The problem that this project tackles is that after you bring up a new cluster, update the cluster in some form (Kubernetes version, changes to secure it down, cloud keys/access, etc) or make any other infrastructure changes, how do you know that "everything" is working? Kubernetes has a lot of features and interactions with services internally and to your cloud. How do you perform an e2e test to make sure all of these items are working?
This project aims to help you check your Kubernetes cluster(s) to ensure that all of it's functionality is working as expected. It will run through a check list of items to make sure each functionality is working as expected and report on what does not. This will give you confidence that your changes didn't break anything.
For example:
- What if you changed the AWS IAM permission for your nodes to create ELBs for a
service.type: LoadBalancer
? You won't know until the next time you need to create a load balancer. If that breaks is in production, that is not the time you want to find out. - Some changes to the Kubernetes API Audit Log settings could render it to send logs to the wrong directory or not outputting logs at all. You might not notice this type of change unless you were specifically looking for it and testing for it.
- Testing a statefulset that spans multiple zones. Testing end to end that the pods can spin up on nodes in different zones. The cluster can provision EBS volumes and attach them successfully (https://www.youtube.com/watch?v=1xHmCrd8Qn8 time: 22:14). This should work but there might be some mis-configuration which might make it not work.
- Test external-dns is working by adding a new dns entry and checking if that DNS entry gets created and then deleted
- Tests cert-manager is working by adding a new cert request for http01 and dns01 validation
- Test prometheus
ServiceMonitor
, adding a service to be scraped and checking if prometheus adds it in as a target and if the metrics shows up in prometheus by querying it - Check that the cluster-autoscaler is working by provisioning out pods and making sure a new node is started and the pods gets provisioned
- Creating a nginx-ingress controller which turns up an ELB. Checking that the end to end path works from the ELB to the nginx to the pod
This project was inspired by:
- My own personal need as a consultant. Clients needed a way to test out their cluster after a change.
- This blog and kubecon talks is pretty much what this project wants to do but on a more generic level for Kops, EKS, GKE, and AKS clusters: https://srcco.de/posts/how-zalando-manages-140-kubernetes-clusters.html
Another reason for a Kubernetes cluster automated pipeline to deploy, test, and then roll all master and worker nodes in all enviroment is that you want this to be a routine activity. The Kubernetes cluster is a very foundational and important piece to your software stack. If there is a problem on this level, everything running on it will be affected by it. Which means, you really want to get this part right.
Once you start to have multiple clusters for dev, qa, staging, prod. Or multiple prod clusters in different region the "update" problem gets bigger. If you are doing this manually, it takes time from your team to coordinate the updates, roll it out, roll out the updates to the node groups, and then testing it all out. This set of activity has to be applied to all clusters. Then if you have to wait for maintenance periods, and you have a bunch of clusters this process can take days if not week to fully roll out.
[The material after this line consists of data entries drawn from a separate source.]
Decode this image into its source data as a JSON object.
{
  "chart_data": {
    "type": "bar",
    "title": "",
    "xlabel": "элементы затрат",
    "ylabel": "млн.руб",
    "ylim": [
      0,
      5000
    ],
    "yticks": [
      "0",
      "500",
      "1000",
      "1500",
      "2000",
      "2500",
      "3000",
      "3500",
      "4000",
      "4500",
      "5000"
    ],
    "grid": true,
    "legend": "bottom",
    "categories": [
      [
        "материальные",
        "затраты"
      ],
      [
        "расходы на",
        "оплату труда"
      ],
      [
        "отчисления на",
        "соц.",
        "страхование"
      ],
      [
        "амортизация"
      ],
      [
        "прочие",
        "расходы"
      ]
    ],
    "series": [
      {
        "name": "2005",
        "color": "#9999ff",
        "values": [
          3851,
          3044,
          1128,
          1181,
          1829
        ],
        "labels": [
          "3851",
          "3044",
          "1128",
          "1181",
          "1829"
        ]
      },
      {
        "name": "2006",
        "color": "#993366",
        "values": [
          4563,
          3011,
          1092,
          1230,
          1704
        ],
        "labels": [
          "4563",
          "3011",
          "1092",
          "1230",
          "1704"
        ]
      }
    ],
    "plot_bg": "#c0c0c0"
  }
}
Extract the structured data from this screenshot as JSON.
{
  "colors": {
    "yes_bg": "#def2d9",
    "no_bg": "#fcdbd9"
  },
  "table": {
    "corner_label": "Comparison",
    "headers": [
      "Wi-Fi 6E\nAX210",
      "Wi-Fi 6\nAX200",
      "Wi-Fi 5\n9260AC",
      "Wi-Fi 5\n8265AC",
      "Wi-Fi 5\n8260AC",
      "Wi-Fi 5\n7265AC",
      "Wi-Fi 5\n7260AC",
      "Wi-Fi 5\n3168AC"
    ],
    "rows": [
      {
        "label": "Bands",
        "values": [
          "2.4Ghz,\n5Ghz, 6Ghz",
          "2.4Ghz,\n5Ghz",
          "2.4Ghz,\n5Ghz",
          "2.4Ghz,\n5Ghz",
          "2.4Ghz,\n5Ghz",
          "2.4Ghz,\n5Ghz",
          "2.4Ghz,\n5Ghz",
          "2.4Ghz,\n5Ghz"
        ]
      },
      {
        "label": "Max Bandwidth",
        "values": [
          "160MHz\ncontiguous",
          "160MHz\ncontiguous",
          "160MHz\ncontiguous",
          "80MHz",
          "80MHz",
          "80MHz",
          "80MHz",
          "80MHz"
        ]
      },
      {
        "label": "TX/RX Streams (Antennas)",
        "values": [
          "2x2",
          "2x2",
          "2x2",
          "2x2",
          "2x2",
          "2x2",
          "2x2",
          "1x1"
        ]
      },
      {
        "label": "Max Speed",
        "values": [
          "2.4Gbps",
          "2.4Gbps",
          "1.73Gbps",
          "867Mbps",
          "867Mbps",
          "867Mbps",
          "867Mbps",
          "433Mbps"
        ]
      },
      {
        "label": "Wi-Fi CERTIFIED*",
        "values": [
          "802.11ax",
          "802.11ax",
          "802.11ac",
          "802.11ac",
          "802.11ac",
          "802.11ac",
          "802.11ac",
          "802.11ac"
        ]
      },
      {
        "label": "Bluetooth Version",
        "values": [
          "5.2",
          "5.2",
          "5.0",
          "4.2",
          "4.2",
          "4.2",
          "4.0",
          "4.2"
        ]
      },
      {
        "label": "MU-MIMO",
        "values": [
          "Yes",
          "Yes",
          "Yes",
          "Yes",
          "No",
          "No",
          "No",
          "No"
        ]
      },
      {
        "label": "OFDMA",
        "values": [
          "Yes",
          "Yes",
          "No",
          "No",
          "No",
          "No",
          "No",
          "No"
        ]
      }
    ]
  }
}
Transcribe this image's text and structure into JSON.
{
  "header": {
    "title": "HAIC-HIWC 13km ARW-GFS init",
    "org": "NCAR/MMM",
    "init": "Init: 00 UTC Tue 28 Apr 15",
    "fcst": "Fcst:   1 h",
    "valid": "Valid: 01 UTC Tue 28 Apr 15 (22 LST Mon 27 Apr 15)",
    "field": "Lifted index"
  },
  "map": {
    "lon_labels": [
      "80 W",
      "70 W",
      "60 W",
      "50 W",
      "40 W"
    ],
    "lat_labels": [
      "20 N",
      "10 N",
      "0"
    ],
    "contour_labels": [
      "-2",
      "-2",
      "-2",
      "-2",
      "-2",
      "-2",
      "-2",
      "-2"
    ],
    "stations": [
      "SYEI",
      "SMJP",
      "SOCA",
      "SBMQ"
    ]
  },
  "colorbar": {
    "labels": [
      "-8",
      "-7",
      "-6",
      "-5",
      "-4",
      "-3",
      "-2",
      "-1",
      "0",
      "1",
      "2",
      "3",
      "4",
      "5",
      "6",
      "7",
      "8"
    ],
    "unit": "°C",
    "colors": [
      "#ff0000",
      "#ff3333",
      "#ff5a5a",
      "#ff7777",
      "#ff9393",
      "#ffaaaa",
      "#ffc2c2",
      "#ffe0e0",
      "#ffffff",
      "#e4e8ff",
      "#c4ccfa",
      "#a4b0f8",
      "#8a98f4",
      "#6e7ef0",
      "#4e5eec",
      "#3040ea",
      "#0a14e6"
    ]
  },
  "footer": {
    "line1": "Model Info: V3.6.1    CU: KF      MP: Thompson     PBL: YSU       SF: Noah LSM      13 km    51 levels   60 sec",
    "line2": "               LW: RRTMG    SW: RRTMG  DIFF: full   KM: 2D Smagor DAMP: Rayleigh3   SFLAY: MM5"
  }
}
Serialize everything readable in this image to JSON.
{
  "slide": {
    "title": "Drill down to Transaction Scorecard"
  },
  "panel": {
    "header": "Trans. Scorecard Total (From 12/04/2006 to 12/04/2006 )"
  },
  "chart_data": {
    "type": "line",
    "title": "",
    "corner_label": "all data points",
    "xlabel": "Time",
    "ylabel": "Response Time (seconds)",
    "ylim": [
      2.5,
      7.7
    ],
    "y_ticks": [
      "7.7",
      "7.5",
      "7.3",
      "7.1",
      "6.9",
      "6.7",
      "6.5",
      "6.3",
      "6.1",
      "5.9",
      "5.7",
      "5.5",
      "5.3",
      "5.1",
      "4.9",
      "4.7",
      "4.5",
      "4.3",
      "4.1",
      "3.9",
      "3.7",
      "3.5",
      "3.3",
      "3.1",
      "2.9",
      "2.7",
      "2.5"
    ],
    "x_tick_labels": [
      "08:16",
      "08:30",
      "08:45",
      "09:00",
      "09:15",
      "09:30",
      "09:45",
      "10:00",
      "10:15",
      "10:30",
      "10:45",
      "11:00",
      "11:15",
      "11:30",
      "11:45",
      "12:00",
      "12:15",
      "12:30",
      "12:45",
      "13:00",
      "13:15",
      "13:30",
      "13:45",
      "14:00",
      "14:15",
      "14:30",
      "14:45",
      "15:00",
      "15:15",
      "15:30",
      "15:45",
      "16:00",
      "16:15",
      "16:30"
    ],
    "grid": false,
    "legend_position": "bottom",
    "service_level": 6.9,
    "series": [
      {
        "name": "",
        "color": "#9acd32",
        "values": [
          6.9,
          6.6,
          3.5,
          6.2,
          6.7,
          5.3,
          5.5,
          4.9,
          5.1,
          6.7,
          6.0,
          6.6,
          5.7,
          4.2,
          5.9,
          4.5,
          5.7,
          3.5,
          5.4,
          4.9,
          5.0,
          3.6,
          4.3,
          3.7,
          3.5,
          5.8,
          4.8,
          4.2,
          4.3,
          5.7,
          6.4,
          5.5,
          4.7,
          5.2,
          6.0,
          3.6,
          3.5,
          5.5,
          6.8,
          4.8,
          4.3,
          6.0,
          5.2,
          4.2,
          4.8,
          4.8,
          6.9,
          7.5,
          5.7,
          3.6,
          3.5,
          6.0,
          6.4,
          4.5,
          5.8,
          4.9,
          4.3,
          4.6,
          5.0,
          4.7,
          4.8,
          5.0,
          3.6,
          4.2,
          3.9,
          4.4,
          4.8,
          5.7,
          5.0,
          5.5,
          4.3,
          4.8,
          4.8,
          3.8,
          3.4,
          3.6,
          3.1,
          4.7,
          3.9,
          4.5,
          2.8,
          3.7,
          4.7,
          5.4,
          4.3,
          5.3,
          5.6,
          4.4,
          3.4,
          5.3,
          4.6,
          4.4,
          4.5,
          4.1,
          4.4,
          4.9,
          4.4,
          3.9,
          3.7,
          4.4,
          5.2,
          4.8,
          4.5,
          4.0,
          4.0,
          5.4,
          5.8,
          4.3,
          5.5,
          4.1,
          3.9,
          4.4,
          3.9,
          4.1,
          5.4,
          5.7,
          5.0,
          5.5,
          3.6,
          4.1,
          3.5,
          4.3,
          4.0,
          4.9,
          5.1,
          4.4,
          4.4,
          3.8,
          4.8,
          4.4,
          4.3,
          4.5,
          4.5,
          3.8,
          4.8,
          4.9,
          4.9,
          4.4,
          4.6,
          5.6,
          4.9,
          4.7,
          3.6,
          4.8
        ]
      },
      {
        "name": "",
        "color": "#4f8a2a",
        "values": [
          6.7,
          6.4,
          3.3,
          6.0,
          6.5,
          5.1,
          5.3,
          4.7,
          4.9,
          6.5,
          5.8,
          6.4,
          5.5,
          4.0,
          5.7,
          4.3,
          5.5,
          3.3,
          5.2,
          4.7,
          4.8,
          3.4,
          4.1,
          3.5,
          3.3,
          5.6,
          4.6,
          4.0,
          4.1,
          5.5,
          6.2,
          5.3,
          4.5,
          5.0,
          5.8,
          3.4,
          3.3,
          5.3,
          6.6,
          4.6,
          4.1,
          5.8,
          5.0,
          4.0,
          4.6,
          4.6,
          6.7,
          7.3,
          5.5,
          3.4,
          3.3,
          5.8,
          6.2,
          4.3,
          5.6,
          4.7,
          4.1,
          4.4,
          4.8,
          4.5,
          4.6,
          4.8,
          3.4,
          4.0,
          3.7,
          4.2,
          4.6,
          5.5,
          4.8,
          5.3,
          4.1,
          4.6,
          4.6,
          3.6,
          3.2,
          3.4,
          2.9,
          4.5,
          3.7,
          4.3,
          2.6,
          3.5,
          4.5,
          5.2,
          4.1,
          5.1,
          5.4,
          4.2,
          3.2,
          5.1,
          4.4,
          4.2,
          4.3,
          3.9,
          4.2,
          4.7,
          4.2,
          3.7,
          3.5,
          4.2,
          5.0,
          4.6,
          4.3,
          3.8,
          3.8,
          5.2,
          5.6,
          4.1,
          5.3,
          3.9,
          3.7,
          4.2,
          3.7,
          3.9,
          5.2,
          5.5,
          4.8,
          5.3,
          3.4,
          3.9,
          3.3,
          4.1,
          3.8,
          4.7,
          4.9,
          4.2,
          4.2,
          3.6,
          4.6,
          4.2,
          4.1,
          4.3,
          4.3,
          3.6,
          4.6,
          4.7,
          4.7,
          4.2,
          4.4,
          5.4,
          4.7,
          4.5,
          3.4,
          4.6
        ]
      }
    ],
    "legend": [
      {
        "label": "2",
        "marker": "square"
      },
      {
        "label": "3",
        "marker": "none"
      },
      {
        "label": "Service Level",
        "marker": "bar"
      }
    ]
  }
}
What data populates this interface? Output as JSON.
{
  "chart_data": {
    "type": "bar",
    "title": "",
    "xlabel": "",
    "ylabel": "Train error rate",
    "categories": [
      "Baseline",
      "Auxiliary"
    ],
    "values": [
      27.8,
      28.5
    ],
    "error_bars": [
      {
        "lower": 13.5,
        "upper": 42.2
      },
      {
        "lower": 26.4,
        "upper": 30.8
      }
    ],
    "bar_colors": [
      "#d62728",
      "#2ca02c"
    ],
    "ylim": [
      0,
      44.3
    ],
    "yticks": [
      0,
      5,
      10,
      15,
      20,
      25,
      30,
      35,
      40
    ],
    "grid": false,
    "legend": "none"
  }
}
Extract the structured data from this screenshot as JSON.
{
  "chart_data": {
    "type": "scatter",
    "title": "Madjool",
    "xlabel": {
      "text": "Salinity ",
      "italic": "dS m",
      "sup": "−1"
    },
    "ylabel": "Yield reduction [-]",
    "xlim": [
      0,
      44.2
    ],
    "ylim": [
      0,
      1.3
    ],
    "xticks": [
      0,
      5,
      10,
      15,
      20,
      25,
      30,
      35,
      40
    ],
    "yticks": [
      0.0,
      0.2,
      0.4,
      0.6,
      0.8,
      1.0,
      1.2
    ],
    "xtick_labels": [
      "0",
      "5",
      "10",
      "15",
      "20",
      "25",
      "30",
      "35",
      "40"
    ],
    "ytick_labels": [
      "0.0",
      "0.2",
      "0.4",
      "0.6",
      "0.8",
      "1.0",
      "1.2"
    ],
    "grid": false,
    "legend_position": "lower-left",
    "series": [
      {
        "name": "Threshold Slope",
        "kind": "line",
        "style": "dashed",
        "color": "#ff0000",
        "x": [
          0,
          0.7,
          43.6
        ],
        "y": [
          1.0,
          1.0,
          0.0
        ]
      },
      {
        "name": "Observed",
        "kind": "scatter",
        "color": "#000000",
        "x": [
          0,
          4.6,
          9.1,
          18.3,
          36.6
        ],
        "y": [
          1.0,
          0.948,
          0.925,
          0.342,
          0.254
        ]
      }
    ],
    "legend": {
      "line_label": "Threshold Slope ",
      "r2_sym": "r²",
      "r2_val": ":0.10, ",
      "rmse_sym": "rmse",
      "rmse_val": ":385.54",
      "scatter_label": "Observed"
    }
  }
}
The problem then becomes, you have someone spending mental energy to track the update changes and performing the rollout. If someone does this every other day, this person will have to context switch back and forth and remember what was done or look at some work log to see where to pick it up from again. The problem gets worst if this task has to switch to another person. The other person has to then understand the process and where to pick it up from and what to do next. This is a lot of mental engery being used.
To further compound the problem is that if this process to fully roll out an update to all of the clusters takes days or weeks (yeah weeks, if there are certain maintenance period when these activities can happen and you have to wait for these time windows) and during that time there is a critical security update that needs to go out ASAP. For one, you can't roll out something to all the Kubernetes cluster ASAP and two, the previous rollout is in mid state. Then to get this in, you have to do two set of activities. Test the patch for the previous version and the new version. Then do two types of rollout while freezing the current rollout. Yeah, you see how this gets complex? Now you have to dedicate a person to manage this process. That is time taken away from being able to do other things.
The Zolander blog presents a very good point and solution to this problem. They basically mention the above faults and their solution is to automate this process and put testing in place to have confidence that "mostly" rolling this out in an automated fashion is a "safe" activity to do. They also go with the philosophy of this update activity is always happening on the clusters and the application should be use to the cluster nodes restarting or pods restarting and moving around all the time and be able to handle this type of environment.
If your application is able to handle nodes restarting and shuffling the pods around and you had the tests in place to have confidence that the cluster updates are going well, then you can start to not have set maintenance windows for these types of updates and you can just roll these updates in whenever you want.
You might not have the automated pipeline that they do and you might just have the tests where you can run it manually at first but by just having the tests will give you confidence that the rollout is happening correctly and that the tests are passing. Then you start to rollout cluster changes faster. Instead of taking days or weeks, you can do a bunch of them in parallel and maybe do them in a few hours or a day.